Nutricionista Adriana Lauffer

Cálcio e osteoporose

calcio-e-osteoporose

A osteoporose representa um desafio significativo para a saúde pública global, afetando aproximadamente 200 milhões de pessoas em todo o mundo, com maior prevalência em mulheres após a menopausa. Esta condição caracteriza-se pela deterioração progressiva da microarquitetura óssea, resultando em ossos frágeis e aumento do risco de fraturas.

Embora o cálcio seja reconhecido como um nutriente fundamental para a saúde óssea, a relação entre sua ingestão, absorção e o desenvolvimento da osteoporose é consideravelmente mais complexa do que se acreditava anteriormente. Este post aprofunda a relação entre nutrição, metabolismo do cálcio e saúde óssea.

O que é osteoporose

A osteoporose é uma doença metabólica caracterizada pela diminuição da densidade mineral óssea (DMO) e comprometimento da qualidade estrutural do tecido ósseo. O esqueleto humano passa por constante remodelação ao longo da vida, através de um processo equilibrado de reabsorção (mediada por osteoclastos) e formação óssea (conduzida por osteoblastos).

Com o envelhecimento, especialmente nas mulheres após a menopausa devido à redução dos níveis de estrogênio, este equilíbrio é perturbado, favorecendo a reabsorção óssea. Embora os fatores genéticos contribuam com aproximadamente 60-80% da variabilidade na massa óssea, elementos modificáveis como nutrição e atividade física desempenham papéis cruciais na prevenção e manejo da osteoporose.

Metabolismo do cálcio e saúde óssea

O cálcio constitui aproximadamente 40% do conteúdo mineral ósseo total e serve como reservatório para manter níveis séricos estáveis deste mineral, essenciais para funções vitais como contração muscular, transmissão nervosa e coagulação sanguínea. A homeostase do cálcio é rigorosamente regulada por hormônios como o paratormônio (PTH), calcitonina e a forma ativa da vitamina D (1,25-dihidroxicolecalciferol).

A ingestão diária recomendada de cálcio varia conforme a idade e estágio de vida:

  • Adultos (19-50 anos): 1000 mg/dia
  • Mulheres acima de 51 anos e homens acima de 70 anos: 1200 mg/dia
  • Mulheres grávidas ou lactantes: 1000-1300 mg/dia

No entanto, é importante ressaltar que a absorção intestinal de cálcio, que ocorre principalmente no duodeno e jejuno proximal, varia consideravelmente (entre 10-40%) e depende de múltiplos fatores, incluindo idade, status de vitamina D, composição da dieta e necessidade fisiológica.

Fatores que influenciam o metabolismo do cálcio

Sinergia de outros nutrientes com o cálcio

O metabolismo do cálcio depende da interação de diversos nutrientes:

Vitamina D: aumenta a absorção intestinal de cálcio de aproximadamente 10-15% para 30-40% através da regulação da síntese de proteínas transportadoras.
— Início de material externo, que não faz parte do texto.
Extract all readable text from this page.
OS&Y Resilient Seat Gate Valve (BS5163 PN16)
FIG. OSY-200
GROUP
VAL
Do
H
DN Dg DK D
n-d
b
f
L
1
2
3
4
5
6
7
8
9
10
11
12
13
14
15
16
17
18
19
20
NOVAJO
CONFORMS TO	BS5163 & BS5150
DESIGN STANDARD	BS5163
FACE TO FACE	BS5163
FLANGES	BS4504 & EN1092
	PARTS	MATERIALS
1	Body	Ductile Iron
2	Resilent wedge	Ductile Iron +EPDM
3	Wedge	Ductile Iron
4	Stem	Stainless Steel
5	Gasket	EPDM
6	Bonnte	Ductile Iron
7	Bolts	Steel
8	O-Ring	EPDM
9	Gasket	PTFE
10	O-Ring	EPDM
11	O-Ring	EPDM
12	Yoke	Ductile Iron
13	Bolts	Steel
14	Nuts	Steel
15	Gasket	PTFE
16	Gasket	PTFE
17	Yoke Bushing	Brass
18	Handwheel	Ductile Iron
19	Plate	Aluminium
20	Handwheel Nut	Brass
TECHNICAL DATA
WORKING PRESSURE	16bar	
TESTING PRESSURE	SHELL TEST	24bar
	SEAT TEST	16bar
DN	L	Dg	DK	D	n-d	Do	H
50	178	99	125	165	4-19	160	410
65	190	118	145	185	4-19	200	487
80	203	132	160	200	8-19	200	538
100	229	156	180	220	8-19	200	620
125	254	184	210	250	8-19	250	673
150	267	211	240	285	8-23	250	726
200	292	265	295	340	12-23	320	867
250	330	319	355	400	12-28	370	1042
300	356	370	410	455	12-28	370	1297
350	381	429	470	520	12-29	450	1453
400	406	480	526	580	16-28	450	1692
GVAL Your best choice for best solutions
Níveis séricos adequados de 25(OH)D (30-50 ng/mL) são essenciais para a otimização da saúde óssea.

Vitamina K: a vitamina K2 (menaquinona) ativa proteínas como a osteocalcina e a proteína Gla da matriz, direcionando o cálcio para a matriz óssea e prevenindo deposições vasculares inapropriadas. Estudos observacionais e de intervenção sugerem que a vitamina K2 reduz o risco de fraturas em 30-80%.

Magnésio: cofator para mais de 300 enzimas, incluindo a fosfatase alcalina, essencial para a mineralização óssea. O magnésio também influencia a secreção e a sensibilidade ao PTH. A razão cálcio:magnésio ideal na dieta é de aproximadamente 2:1, em contraste com a proporção de 3:1 ou maior comum em dietas ocidentais.

Potássio: dietas ricas em potássio produzem um ambiente alcalino que reduz a excreção urinária de cálcio. A ingestão de 4700 mg/dia de potássio, conforme recomendado pelas diretrizes nutricionais, está associada a maior DMO e menor risco de osteoporose.

Zinco, cobre e manganês: micronutrientes essenciais para a síntese adequada de colágeno e mineralização óssea. A deficiência destes elementos está associada à redução da DMO e maior risco de fraturas.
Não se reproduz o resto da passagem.